I answered. “The analyst is correct when he says that the Central Bank’s lending money to the government creates new money or leads to money printing. This is because when the Bank lends one rupee to the government and if the government spends it, a new one rupee is now in the hands of the recipient of that money. It was not there earlier.”

“But, then, how can he be wrong?” The same student queried. Perhaps he would have thought that I was trying to hoodwink him. “He is wrong because what leads to inflation is not what was created by the Bank in its lending to government only. It’s the total money that’s created in the financial system that leads to inflation. In that context, money is created by both the Central Bank and commercial banks through their respective operations. That total money is the stock of money that chases after the goods and services and pushes up the prices.”

“So, money is created by commercial banks as well?” they exclaimed.

“Yes,” I said. “But the seeds are produced by the Central Bank. It’s like a farmer sowing one bushel of seed paddy and harvesting several bushels of paddy at the end. Just like the final harvest of a farmer depends on the amount of seed paddy he has sown, the total amount of money created by banks is dependent on the seed money created by the Central Bank.”

“The Central Bank creates seed money! I can’t believe that!” a girl in the front expressed her disbelief.

“Yes, indeed,” I answered. “That seed money is known as ‘reserve money’ or ‘base money’. Reserve money is created not only in Central Bank’s lending to the government. It happens when the Central Bank buys a US Dollar from a bank, because it has to give the selling bank the value of the dollar in rupees. It happens when the Central Bank lends money to a commercial bank. It happens when the Central Bank pays salaries to its employees. So, there’re numerous sources of so called printing of money. As a result, what’s necessary is to control the production of this total reserve money, so that, commercial banks can’t produce actual bank money in excessive amounts and contribute to inflation.”

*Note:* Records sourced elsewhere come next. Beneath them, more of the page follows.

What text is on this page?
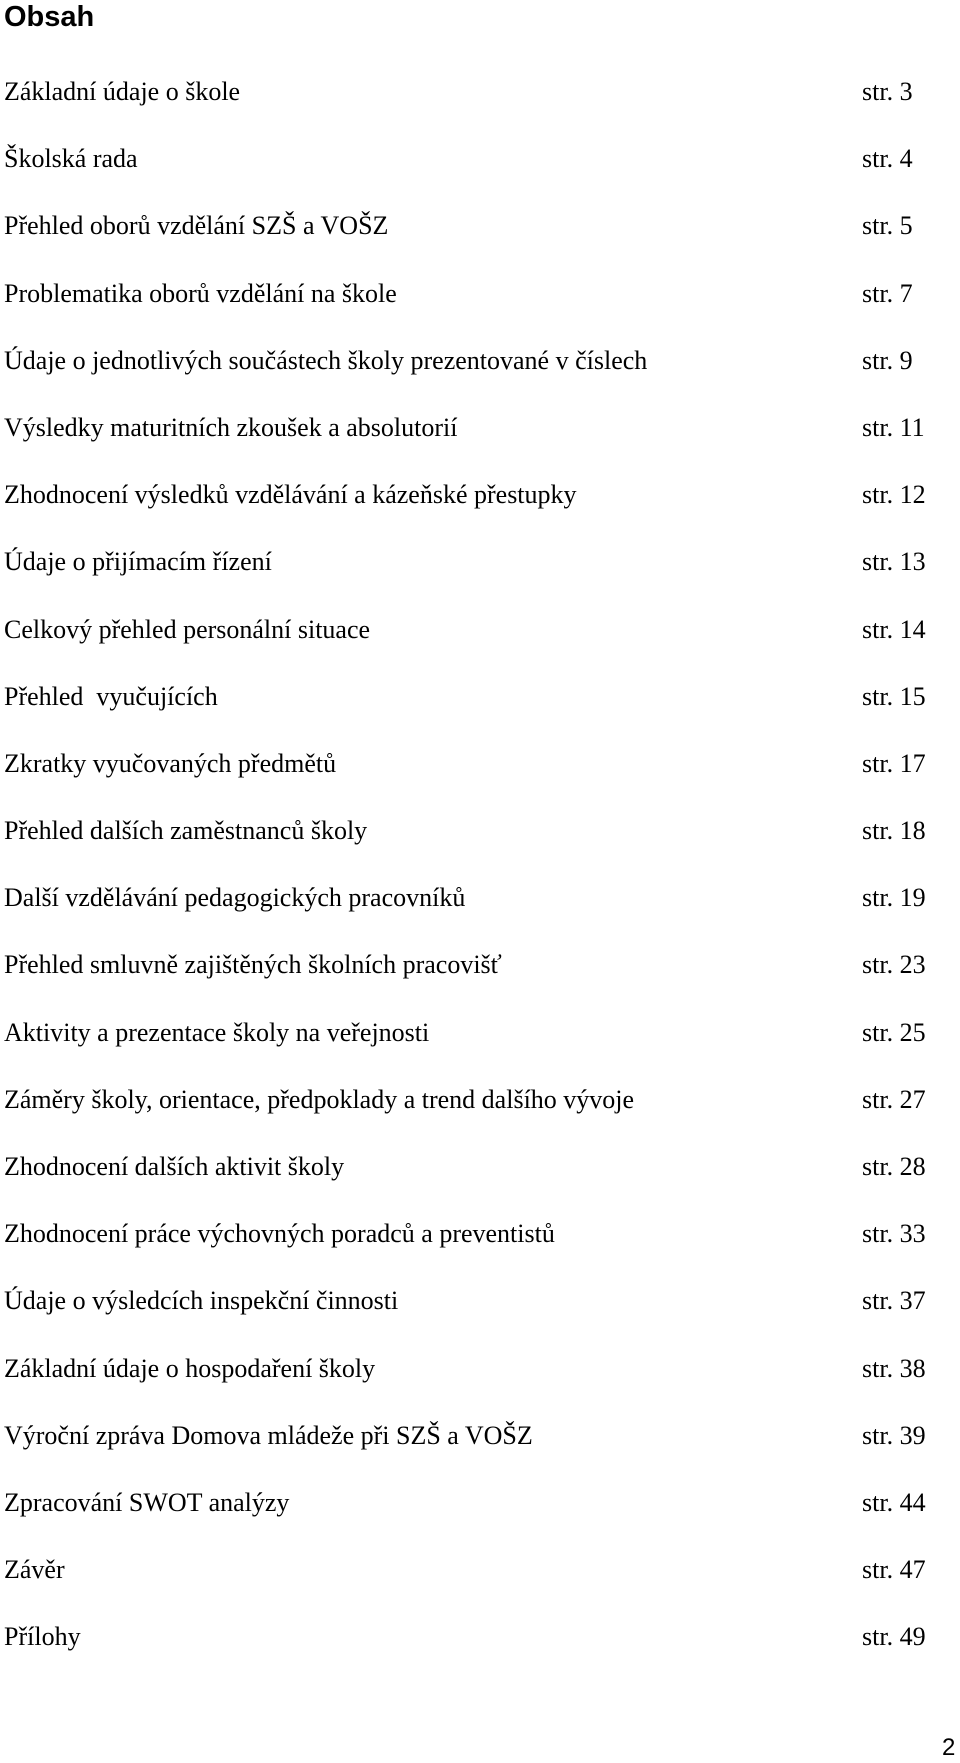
Obsah
Základní údaje o škole	str. 3
Školská rada	str. 4
Přehled oborů vzdělání SZŠ a VOŠZ	str. 5
Problematika oborů vzdělání na škole	str. 7
Údaje o jednotlivých součástech školy prezentované v číslech	str. 9
Výsledky maturitních zkoušek a absolutorií	str. 11
Zhodnocení výsledků vzdělávání a kázeňské přestupky	str. 12
Údaje o přijímacím řízení	str. 13
Celkový přehled personální situace	str. 14
Přehled  vyučujících	str. 15
Zkratky vyučovaných předmětů	str. 17
Přehled dalších zaměstnanců školy	str. 18
Další vzdělávání pedagogických pracovníků	str. 19
Přehled smluvně zajištěných školních pracovišť	str. 23
Aktivity a prezentace školy na veřejnosti	str. 25
Záměry školy, orientace, předpoklady a trend dalšího vývoje	str. 27
Zhodnocení dalších aktivit školy	str. 28
Zhodnocení práce výchovných poradců a preventistů	str. 33
Údaje o výsledcích inspekční činnosti	str. 37
Základní údaje o hospodaření školy	str. 38
Výroční zpráva Domova mládeže při SZŠ a VOŠZ	str. 39
Zpracování SWOT analýzy	str. 44
Závěr	str. 47
Přílohy	str. 49
2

“You mean to say that the Central Bank has a plan to limit the production of reserve money?” the same girl questioned.

“The Central Bank’s whole monetary policy is based on that plan. It announces its targets for reserve money at the beginning of the year and observes its strict realisation. It doesn’t allow excessive reserve money creation. So, all the so called money printing is in accordance with its plan. Not only that, the Central Bank has a very strict budget to control its expenditure as well, because that also leads to reserve money creation. So, at the end of the day, money printed by the Central Bank is the money needed by the economy.”

“What about the government’s borrowing? Isn’t it a problem?” they asked.

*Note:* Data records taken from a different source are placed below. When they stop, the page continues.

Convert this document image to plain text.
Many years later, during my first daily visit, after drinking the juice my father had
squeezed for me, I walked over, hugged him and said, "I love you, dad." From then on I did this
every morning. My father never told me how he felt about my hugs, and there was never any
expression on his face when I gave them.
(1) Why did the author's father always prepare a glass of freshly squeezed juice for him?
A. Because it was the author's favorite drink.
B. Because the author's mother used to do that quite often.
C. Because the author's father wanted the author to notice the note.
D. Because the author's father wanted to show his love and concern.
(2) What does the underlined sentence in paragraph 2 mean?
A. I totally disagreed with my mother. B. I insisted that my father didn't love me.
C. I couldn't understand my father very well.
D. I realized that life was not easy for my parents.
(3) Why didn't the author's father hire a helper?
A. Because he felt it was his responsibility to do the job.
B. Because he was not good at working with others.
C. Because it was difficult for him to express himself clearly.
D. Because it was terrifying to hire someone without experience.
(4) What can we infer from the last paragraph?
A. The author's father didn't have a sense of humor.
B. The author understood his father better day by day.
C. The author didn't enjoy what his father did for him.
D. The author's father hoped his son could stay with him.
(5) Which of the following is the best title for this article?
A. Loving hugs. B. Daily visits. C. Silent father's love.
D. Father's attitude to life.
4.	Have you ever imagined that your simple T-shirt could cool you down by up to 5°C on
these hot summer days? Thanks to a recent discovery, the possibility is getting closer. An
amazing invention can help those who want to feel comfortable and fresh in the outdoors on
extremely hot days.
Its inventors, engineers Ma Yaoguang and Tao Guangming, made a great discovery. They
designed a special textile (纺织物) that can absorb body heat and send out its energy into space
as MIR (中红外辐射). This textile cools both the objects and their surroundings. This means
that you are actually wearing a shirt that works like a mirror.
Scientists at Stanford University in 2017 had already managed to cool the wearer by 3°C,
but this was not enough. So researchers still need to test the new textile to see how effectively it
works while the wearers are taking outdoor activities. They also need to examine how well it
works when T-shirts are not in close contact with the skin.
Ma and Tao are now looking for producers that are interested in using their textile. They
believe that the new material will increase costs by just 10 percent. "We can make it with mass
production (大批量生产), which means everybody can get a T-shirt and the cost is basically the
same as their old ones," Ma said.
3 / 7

“Yes, it’s a problem. But as long as the government runs a budget deficit, you can’t help it. That’s why government’s medium term fiscal policy targets to reduce the deficit gradually. Remember, our country is notorious for having deficit budgets throughout its independence except in 1954 and 1955.

The nation should learn not to ask everything from the government. The government should be allowed to have fiscal prudence. The nation can enjoy low inflation only through that,” I said.